含混不清的低语让她背脊发凉,茫然朝下体望去,付奕呼吸一滞,大脑一片空白。
一截触手般粉嫩的器官,软塌塌地耷拉在她的胯间,突兀异常。
怎么会……怎么会这样……
“躺下别动!”
“船夫”朝圣般地向她的腿间摸去,就在即将碰到那物之际,锋利的斧刃削开空气发出蜂鸣。一记横劈呼啸而至,利落地阻断了他的进犯。被蛀空的躯壳豁开深长的创口,整个后背像罐头盖般被掀开。滋滋蠕动的黑浆倾泻而下,滴落到玛丽亚白皙的腹部上,糊成一片。
“你怎么样?有没有受伤?”
卡尔古斯一个箭步冲过来,掀走了布鲁斯摇摇欲坠的残尸。随着一声水球破裂的巨响,船夫的尸骸在地板上炸开一滩黑血,迅速渗进木板的缝隙中,无影无踪。卡尔古斯靠近床边,想要查看她的情况,温热的大手刚碰上她的肩膀,玛丽亚就像被电击了似地蜷成一团,慌乱地抓起裹满污垢的塔胡雅,严实地挡住身体。
“……走开……”她的喉咙打着颤,浑身抖得像筛糠。
还不清楚她身体发生异变的兽人以为她正在经历沼泽的失温,赶紧放下战斧,卸掉骨白甲胄,将她揽进怀里。

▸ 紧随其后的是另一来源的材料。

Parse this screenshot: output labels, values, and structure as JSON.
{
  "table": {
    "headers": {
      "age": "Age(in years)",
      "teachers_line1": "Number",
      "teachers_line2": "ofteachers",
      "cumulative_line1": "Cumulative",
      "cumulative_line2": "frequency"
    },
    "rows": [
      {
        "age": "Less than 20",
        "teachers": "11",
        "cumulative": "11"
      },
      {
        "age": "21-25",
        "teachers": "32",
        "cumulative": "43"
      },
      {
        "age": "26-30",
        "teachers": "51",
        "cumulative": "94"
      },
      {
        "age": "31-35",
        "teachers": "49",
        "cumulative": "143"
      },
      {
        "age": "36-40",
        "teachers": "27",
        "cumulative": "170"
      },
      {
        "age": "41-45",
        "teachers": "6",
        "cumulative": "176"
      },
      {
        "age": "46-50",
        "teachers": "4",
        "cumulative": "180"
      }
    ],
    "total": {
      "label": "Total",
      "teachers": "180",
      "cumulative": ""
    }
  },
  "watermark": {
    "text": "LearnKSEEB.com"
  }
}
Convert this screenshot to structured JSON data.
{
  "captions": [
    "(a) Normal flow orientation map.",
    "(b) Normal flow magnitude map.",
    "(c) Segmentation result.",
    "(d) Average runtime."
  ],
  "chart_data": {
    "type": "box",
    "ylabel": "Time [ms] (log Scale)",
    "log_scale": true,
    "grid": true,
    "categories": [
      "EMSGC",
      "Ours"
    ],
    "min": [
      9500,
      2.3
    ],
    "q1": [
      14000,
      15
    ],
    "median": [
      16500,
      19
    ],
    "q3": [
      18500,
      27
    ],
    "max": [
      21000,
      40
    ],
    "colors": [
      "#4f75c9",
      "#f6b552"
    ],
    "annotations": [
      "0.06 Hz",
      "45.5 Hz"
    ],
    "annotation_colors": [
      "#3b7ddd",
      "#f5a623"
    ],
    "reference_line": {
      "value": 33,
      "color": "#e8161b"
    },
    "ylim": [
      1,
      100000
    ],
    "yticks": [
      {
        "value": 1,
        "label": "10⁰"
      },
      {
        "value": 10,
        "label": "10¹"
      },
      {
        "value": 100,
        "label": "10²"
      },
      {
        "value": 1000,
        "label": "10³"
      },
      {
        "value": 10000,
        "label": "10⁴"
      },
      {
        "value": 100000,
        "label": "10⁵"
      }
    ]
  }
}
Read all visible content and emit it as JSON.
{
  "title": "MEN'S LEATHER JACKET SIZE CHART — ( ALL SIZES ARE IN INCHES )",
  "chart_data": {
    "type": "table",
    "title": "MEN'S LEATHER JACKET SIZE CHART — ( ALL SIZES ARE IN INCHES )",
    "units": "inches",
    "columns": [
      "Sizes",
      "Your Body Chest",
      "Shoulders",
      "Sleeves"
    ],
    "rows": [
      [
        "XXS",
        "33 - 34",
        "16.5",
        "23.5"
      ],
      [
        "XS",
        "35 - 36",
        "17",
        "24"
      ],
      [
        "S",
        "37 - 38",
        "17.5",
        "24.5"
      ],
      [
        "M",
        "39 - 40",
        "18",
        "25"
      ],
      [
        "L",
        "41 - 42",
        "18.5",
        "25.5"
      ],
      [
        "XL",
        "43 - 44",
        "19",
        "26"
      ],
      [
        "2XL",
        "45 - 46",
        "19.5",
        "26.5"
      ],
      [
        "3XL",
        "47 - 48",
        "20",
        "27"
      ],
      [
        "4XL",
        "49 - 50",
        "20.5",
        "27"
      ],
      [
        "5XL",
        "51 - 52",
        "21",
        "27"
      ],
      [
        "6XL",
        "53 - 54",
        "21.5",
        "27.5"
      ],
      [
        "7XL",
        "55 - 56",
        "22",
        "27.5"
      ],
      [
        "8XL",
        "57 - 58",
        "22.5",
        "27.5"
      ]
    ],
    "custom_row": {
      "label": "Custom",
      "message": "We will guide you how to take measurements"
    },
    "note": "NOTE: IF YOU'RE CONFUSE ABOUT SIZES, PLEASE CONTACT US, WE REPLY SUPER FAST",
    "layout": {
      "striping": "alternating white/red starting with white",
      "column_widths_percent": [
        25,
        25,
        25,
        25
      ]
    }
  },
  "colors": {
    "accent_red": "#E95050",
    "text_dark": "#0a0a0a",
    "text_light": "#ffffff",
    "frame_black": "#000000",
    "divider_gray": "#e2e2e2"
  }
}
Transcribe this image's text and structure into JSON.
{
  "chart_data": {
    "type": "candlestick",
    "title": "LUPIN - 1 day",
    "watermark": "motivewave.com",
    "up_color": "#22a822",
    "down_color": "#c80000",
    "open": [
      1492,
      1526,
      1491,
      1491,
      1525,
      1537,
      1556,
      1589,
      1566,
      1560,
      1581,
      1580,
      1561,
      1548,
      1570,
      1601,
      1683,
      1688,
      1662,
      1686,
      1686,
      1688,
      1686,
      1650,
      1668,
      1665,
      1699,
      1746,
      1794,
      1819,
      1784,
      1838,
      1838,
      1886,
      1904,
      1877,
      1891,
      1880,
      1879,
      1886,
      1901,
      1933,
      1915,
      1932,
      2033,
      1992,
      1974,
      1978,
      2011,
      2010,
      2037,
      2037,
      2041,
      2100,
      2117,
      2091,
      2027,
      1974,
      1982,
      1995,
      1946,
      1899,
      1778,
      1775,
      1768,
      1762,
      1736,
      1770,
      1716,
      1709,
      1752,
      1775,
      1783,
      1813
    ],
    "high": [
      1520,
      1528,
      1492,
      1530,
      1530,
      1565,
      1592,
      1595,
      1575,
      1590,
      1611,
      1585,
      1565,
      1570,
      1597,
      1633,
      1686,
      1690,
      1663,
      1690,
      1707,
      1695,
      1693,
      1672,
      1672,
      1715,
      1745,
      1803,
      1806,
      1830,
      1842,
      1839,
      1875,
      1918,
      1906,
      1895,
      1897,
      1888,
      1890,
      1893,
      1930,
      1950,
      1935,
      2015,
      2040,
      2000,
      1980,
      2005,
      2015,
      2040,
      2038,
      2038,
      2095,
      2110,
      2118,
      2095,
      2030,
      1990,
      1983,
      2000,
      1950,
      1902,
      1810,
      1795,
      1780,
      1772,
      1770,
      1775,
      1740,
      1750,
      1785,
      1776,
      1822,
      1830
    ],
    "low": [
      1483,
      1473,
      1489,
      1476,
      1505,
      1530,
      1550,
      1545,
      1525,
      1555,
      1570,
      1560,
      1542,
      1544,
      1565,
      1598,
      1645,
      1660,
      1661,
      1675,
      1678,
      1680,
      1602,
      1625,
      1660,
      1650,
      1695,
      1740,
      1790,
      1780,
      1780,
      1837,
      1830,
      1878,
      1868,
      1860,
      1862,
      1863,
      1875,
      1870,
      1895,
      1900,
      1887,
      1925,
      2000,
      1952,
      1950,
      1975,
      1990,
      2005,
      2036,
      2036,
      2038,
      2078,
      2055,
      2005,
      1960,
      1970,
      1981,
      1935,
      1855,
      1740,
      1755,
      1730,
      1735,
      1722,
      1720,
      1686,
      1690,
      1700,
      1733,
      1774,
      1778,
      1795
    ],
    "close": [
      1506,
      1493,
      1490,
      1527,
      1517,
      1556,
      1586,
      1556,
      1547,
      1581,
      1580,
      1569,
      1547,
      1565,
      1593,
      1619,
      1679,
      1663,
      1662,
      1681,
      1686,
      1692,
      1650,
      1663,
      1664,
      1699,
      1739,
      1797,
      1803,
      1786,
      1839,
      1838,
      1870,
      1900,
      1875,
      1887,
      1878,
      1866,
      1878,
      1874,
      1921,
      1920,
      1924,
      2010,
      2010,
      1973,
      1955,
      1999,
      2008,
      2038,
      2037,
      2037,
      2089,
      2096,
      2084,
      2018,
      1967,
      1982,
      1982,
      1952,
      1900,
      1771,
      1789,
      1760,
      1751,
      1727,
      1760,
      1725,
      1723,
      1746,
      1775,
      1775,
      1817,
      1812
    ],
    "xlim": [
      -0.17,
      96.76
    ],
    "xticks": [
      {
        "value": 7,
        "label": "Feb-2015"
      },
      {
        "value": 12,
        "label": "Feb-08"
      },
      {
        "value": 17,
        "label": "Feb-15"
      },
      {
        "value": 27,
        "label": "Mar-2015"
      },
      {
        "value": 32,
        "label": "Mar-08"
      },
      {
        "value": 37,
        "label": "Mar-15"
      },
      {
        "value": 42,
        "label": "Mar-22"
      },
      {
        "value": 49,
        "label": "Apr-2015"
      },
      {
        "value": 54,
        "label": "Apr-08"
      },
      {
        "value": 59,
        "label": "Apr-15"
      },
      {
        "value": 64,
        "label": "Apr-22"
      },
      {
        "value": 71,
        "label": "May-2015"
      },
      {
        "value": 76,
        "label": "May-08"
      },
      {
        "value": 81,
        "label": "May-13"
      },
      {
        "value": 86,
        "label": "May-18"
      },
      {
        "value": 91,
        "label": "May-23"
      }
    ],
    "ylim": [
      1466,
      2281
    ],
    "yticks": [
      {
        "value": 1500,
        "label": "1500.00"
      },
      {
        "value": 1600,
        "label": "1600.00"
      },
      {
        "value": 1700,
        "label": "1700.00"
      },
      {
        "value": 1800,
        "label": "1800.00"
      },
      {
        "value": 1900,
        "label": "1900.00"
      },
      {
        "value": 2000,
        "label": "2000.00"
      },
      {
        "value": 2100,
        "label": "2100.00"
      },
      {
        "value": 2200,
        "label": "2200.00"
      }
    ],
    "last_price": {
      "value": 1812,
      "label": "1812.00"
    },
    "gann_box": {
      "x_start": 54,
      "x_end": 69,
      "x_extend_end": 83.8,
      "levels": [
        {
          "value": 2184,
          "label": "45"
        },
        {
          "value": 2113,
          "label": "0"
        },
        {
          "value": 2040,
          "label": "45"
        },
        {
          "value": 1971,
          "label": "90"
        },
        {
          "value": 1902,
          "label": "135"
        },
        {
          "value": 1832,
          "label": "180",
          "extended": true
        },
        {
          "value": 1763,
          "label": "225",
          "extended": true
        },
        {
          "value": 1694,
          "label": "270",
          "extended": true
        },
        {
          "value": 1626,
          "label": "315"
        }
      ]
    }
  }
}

“抱歉……我来晚了。”卡尔古斯怜惜地看着她血色尽失的小脸,滚烫的胸腔与她冷汗密布的后背紧紧相贴,“我早该想到你会冒险进沼泽的……”
“……别碰我……”心境混乱的玛丽亚弓起背脊,夹紧双腿,将秘密藏在单薄的织物下。
她的防备令浅蓝色的眼睛闪过一丝悲伤,兽人无奈地滚动喉结,却坚持着没有松开怀抱。
“现在有需求是正常的,是环境使然,不是你的问题……”karl咽下苦涩,轻言细语地劝导道,“我可以给你……就让我帮你……好吗?”
他没敢说的是,他很想给她。
“……跟这个没关系……”玛丽亚惶惶不安地躲闪着,“求你了……放开我……”
藏在塔胡雅下的手紧压住因兽人充满雄性味道的鼻息而亢奋器物,奈何只是火上浇油地越磨越硬。方才粘黏在腹部的黑浆因为她蜷缩的姿态滑至腿间,竟在沾上那硬物后恢复了些活力,悄然聚成一层有生命的膜,紧密地裹附住整根器具。可怕的粘膜先是贴在根柱附近缓缓蠕动,在尝到条件反射溢出的甘汁后,精神抖擞地加倍套弄起她。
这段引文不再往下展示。